U.S. Citizenship required
Applicants selected will be subject to a security investigation and may need to meet eligibility requirements for access to classified information; Public Trust determination is required

#LI-LC1

Who You Are

A proactive problem solver that appreciates the challenges of working in a fast-paced, dynamic environment.

Intellectually curious with a genuine desire to learn and advance your career.

An effective communicator, both verbally and in writing.

Customer service-oriented and mission-focused.

Critical thinker with excellent problem-solving skills

If your experience and qualifications aren’t a match for this position, you will remain in our database for consideration for future opportunities that may be a better fit.

Who We Are

phia, LLC is a Northern Virginia-based, small business established in 2011 with a focus on Cyber Intelligence, Cyber Security/Defense, Intrusion Analysis & Incident Response, Cyber Architecture & Capability Analysis, Cyber Policy & Strategy, and Information Assurance/Security. we proudly support various agencies and offices within the Department of Defense (DoD), Federal government, and private/commercial entities.
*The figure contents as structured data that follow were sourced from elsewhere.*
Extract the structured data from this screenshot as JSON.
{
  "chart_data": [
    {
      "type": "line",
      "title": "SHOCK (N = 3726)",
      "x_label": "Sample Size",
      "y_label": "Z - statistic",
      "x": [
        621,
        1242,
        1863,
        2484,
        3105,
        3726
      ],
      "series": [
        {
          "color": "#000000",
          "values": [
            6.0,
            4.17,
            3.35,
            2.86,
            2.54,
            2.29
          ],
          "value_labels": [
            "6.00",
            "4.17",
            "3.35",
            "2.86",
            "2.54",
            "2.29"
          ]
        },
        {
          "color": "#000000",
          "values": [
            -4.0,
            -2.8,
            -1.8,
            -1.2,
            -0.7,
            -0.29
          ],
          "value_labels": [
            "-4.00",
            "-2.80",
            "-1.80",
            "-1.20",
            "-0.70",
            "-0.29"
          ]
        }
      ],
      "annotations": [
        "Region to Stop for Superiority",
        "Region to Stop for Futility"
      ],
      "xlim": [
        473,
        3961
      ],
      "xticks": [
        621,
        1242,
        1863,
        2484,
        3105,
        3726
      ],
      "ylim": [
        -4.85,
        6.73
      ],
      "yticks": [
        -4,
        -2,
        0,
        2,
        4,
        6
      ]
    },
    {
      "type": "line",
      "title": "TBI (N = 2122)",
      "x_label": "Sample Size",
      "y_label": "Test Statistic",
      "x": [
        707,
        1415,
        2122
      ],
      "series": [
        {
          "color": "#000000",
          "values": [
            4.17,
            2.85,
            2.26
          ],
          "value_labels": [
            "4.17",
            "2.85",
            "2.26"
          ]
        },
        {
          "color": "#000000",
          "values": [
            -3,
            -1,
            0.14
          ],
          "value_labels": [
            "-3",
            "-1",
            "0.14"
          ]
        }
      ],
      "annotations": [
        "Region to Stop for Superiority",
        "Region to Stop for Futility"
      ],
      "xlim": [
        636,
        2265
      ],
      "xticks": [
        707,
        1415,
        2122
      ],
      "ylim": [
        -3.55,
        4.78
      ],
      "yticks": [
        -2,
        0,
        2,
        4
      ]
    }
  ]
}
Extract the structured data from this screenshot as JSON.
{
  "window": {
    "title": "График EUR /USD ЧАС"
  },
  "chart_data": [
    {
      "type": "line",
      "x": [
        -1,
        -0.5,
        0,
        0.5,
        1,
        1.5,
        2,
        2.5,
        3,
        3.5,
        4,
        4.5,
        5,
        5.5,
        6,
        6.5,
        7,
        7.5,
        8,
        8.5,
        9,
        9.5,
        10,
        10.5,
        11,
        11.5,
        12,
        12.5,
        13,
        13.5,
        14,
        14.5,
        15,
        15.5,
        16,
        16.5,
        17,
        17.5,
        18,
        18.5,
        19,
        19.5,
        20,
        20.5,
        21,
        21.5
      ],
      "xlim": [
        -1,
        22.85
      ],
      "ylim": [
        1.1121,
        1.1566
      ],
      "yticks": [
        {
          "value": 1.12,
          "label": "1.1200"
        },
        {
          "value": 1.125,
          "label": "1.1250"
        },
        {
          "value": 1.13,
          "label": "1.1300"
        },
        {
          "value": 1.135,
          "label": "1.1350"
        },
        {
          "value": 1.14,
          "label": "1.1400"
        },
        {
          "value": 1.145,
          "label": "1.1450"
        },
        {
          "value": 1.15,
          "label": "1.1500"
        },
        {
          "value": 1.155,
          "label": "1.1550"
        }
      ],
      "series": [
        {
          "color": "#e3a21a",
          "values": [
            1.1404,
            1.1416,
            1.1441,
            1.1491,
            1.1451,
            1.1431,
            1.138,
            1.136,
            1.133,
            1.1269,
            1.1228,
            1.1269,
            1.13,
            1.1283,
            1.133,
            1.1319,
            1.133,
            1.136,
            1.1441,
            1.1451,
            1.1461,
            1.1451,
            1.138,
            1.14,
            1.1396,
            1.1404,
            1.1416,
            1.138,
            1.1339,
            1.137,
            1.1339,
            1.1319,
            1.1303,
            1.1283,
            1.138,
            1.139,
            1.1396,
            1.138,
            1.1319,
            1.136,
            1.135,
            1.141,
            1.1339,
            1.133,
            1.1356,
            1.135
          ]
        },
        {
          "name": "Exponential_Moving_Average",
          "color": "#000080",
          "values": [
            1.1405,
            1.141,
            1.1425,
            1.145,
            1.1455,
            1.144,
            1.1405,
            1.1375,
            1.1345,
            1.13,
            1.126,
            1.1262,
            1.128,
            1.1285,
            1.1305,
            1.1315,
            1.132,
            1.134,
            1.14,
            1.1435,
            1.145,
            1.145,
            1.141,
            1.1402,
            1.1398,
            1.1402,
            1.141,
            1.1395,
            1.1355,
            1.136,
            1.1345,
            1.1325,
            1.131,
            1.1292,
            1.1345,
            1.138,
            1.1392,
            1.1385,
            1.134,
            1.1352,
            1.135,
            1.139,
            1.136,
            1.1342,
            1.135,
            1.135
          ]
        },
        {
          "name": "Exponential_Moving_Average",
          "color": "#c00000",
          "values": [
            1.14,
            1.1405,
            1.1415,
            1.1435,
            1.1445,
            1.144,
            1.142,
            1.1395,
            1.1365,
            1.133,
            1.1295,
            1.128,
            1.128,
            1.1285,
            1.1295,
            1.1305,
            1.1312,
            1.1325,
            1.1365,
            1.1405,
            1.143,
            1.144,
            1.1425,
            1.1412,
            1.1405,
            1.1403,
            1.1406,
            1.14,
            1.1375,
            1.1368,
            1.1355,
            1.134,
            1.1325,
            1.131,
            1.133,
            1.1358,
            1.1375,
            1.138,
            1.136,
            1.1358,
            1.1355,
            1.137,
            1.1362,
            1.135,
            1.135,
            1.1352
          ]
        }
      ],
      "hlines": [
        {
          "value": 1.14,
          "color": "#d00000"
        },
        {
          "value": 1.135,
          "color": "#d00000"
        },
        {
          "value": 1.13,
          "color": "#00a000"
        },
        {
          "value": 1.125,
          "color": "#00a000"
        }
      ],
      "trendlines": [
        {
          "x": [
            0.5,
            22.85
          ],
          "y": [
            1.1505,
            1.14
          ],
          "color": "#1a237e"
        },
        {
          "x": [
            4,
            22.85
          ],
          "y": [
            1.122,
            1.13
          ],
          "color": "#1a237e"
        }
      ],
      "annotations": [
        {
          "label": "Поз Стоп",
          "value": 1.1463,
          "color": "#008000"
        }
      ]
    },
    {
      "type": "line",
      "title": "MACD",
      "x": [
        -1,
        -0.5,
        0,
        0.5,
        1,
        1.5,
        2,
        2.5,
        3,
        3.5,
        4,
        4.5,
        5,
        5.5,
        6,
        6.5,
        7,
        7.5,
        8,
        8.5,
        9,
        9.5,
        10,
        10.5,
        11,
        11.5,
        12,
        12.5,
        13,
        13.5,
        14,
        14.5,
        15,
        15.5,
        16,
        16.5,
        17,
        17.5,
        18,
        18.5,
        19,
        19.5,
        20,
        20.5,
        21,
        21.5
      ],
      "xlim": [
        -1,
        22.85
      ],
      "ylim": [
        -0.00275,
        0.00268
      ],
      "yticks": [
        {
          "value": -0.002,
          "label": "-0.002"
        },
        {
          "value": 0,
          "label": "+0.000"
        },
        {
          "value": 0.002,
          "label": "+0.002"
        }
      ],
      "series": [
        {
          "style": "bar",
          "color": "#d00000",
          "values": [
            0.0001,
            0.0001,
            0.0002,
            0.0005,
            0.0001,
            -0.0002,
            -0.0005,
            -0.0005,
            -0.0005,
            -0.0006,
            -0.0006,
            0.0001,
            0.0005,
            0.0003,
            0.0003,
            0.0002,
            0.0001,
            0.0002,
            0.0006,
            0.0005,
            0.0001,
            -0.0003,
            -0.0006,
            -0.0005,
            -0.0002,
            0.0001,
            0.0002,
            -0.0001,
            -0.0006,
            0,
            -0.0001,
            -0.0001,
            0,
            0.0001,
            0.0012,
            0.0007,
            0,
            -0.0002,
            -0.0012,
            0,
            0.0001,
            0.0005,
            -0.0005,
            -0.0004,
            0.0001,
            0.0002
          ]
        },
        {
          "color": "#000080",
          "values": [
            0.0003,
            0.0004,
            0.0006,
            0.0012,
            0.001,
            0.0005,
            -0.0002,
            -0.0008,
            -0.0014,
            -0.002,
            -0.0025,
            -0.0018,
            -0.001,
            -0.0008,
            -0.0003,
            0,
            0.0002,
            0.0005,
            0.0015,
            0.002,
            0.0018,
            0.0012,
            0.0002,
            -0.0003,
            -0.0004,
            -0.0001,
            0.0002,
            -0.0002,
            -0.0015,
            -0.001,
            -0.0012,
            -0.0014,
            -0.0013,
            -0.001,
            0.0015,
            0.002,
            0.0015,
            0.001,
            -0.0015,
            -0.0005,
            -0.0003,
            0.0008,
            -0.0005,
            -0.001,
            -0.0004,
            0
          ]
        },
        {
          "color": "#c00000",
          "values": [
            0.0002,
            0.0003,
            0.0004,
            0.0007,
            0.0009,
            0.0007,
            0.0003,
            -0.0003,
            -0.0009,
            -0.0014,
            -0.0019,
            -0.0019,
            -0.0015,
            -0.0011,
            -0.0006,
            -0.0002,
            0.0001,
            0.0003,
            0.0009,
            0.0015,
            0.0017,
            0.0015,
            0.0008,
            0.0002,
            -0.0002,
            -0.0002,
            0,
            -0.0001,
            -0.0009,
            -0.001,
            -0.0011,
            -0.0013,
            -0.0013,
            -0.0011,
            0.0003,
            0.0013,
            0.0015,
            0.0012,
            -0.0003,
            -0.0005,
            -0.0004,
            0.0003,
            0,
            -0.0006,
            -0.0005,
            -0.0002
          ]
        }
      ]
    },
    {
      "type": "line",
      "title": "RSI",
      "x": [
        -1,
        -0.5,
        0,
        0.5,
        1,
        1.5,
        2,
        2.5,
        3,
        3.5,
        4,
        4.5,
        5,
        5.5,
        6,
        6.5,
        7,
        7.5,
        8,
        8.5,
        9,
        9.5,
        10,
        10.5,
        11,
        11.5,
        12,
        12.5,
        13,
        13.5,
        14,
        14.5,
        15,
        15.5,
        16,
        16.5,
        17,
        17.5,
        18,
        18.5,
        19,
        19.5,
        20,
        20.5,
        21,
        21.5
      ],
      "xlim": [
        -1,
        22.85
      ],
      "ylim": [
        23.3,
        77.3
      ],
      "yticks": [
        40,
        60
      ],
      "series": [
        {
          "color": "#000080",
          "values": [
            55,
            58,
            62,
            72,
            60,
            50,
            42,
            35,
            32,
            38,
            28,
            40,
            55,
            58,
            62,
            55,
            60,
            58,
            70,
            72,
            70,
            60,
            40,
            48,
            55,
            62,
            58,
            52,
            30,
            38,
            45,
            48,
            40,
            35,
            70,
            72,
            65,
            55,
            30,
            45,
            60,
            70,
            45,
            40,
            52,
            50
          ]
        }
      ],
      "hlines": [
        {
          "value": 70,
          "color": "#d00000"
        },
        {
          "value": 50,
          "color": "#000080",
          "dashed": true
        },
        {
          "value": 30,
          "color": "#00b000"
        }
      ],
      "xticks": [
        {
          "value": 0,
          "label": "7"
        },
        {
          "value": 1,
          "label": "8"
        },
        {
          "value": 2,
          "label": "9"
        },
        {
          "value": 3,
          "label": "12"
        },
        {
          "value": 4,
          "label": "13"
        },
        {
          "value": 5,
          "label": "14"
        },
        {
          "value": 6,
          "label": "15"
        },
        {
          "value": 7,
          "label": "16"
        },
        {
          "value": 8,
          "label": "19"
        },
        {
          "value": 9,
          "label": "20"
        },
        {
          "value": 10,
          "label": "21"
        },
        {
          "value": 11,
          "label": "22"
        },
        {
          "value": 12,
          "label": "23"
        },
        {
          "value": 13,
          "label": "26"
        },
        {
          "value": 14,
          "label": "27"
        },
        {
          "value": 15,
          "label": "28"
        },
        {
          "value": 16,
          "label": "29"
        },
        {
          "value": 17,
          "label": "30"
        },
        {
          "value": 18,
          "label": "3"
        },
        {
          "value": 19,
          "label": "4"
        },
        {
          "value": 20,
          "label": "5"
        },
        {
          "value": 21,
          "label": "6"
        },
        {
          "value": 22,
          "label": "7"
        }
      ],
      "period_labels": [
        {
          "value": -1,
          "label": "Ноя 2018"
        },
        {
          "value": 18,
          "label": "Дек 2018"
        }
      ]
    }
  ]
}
phia values work-life balance and offers the following benefits to full-time employees:

Comprehensive medical insurance to include dental and vision

Short Term & Long-Term Disability

401k Retirement Savings Plan with Company Match

Tuition and Professional Development Assistance Flex Spending Accounts (FSA)

phia does not discriminate on the basis of race, sex, color, religion, age, national origin, marital status, disability, veteran status, genetic information, sexual orientation, gender identity, or any other reason prohibited by law in the provision of employment opportunities and benefits.

Average salary estimate

$100000 / YEARLY (est.)

min

max

$80000K

$120000K

If an employer mentions a salary or salary range on their job, we display it as an "Employer Estimate". If a job has no salary data, Rise displays an estimate if available.

What You Should Know About Application Security Engineer, phia, LLC

Join phia as an Application Security Engineer in Washington, DC, where innovation meets national security! In this exciting remote role, you’ll be supporting a Federal client while making a significant impact on safeguarding our nation's cybersecurity. If you thrive on solving complex security challenges and embrace creative problem-solving, this position is crafted for you. You will work hand-in-hand with the Application Security Team to remediate application security flaws and lead discussions to ensure best practices are embedded in the development lifecycle. Moreover, you’ll perform dynamic and static application testing using cutting-edge tools like Burp Suite and apply your expertise with the latest OWASP frameworks. Your background in Java, Python, .NET, or C# will be your toolkit as you engage in a variety of security tasks that are crucial for maintaining a robust security posture. At phia, you’ll enjoy the flexibility of working from home, anywhere in the U.S., while being part of a passionate team that prioritizes collaboration and meaningful contributions. A Bachelor’s degree in IT or related fields along with three years of relevant experience is needed, but we’re open to candidates with additional experience too. If you’re ready to step up your career and make a real difference in the world of application security, we can’t wait for you to apply and join us at phia!

Frequently Asked Questions (FAQs) for Application Security Engineer Role at phia, LLC

What does an Application Security Engineer do at phia?

As an Application Security Engineer at phia, you will be responsible for remediating security flaws in applications, conducting dynamic and static testing, and championing security best practices throughout the development lifecycle. Collaborating with application teams will be a regular part of your role as you help enhance their security measures and ensure a robust security posture.